By your 40s, there’s a good chance that the wedding invites aka opportunities for said skop have dried up. And there’s still all that career-family-punks malarkey that requires you on the daily. You defs aren’t dancing much. You’re defs not screaming, cry-sweating, jumping or trying to pull your bra out of your right armhole to fling at a stage.
And then one fine day, some Social Media Seer tells you to manifest a Word of the Year and you decide it must be ‘concerts’. Mainly you decide this because of a series of related events, which in no particular order include: travelling halfway across the world to see best band ever live in concert. Depeche Mode, Madrid, March 2024. What follows this is an epiphany regarding the fact that you do not need to travel halfway across the world if you just get you arse into gear about booking tickets locally when bands roll into town.
Being a consummate commitment-phobe, this is tricky. But I persevere. From international travel to epiphany comes giant new year jollie-patrollie at Billy’s in St Francis, where you discover that now that punks are older and wiser you, ironically, no longer need to be! And you have the time of your life.
You are unfazed by swarming humanity, other sweaty humans and having sticky drinks spilled on you. All night. Also, turns out that crowds in 2025 are much much nicer than crowds in the 90s. I guess we did have Knebworth as a reference point, so not hard to figure that ours were wilder, pushier, more smoke in your facier than this lovely lot.
And thus, with all this new intel tucked into your back pocket, you book a slew of concert dates. If you know the music at all, you book. And what will happen then is that you find yourself on back-to-back dance dates at Robbie Williams, The Offspring and Green Day respectively.
And because you recently hit Billy’s and survived, you have booked front zone standing tix because you are not here to be seated and watch, but you are also not here to be jostled in the back. You are here to get stuck in, but with a smidge of oxygen and breathing room for The Menopause.

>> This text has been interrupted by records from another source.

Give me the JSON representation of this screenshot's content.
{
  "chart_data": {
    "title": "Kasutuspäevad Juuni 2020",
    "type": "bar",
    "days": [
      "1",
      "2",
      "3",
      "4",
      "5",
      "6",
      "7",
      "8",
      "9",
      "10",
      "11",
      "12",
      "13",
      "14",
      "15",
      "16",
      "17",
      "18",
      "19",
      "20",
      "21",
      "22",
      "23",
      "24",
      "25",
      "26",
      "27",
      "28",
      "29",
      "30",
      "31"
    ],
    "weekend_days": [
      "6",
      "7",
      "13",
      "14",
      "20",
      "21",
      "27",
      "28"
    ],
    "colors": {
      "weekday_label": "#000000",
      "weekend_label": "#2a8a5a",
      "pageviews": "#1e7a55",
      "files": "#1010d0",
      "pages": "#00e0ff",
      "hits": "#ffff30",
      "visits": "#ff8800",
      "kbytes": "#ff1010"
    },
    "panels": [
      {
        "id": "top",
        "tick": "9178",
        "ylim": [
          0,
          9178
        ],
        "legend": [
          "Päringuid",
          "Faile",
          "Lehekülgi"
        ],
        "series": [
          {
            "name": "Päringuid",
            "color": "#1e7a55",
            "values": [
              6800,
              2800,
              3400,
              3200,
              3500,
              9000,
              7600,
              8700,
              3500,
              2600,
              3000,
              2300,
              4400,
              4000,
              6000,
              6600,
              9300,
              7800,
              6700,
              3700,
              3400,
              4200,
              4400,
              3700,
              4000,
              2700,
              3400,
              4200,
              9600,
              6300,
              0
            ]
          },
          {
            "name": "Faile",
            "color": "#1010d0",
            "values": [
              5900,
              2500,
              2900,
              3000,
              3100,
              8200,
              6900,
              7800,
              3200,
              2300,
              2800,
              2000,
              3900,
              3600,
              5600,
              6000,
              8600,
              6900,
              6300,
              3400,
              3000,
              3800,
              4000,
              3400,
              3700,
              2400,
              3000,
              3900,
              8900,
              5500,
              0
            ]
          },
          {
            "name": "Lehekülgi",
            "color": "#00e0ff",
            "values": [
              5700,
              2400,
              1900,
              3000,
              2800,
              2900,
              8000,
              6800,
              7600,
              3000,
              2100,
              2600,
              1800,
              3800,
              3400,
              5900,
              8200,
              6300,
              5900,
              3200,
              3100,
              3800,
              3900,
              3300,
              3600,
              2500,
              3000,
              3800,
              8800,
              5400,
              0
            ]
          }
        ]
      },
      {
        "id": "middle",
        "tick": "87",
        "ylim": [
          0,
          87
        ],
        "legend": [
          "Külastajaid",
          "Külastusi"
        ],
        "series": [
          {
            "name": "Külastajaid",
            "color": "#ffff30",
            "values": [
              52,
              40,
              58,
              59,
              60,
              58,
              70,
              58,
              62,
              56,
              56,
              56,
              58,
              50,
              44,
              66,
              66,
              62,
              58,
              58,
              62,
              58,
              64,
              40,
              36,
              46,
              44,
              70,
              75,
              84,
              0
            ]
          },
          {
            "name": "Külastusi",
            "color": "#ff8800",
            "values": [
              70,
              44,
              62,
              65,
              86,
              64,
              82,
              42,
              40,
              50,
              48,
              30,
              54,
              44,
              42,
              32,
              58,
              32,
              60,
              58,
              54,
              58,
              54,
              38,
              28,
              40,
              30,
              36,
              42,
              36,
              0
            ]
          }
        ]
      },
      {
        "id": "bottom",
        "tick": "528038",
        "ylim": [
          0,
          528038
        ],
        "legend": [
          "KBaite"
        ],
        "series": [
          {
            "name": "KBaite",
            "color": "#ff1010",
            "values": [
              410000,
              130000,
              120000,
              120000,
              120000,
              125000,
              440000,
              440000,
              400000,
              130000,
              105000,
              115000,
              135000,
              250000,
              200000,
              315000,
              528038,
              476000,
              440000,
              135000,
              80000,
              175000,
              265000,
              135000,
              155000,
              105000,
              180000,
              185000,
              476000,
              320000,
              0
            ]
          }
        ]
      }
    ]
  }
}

You are, of course, surrounded by people exactly your age doing the same thing. Much younger and they’re General Standing. Five Years Younger and they’re still seated. Older and they’re outside in the chip ‘n dip queue. Life-affirming. Joyful. Loud. Shouty loud. Take a Myprodol when you get home loud.
Singing lyrics from the 90s lights up a centre in your brain that hasn’t been touched in decades. Despite remembering next to nothing from varsity or – god forbid – school, your lyrical muscle memory kicks in and you know every word to every song. Do you think this would be good to stave off dementia in later years? Yes, these are things I think about in sticky drinks queue. I also spent an inordinate amount of time trying to calculate the full costs off all Robbie Williams’ chunky diamond-encrusted jewellery. And obvs one must make sure to get all the Vitality Points.
Who’s joining me in stealing ‘concerts’ as their Word of the Year and where are we going next?! Goo Goo Dolls? Soul II Soul? Both.
I don't know if I should feel seen or attacked, but the accuracy! - Sincerely, a 40-something who was seated in the stands
Hilarity. I just love your humour Dan. So on point, so relatable.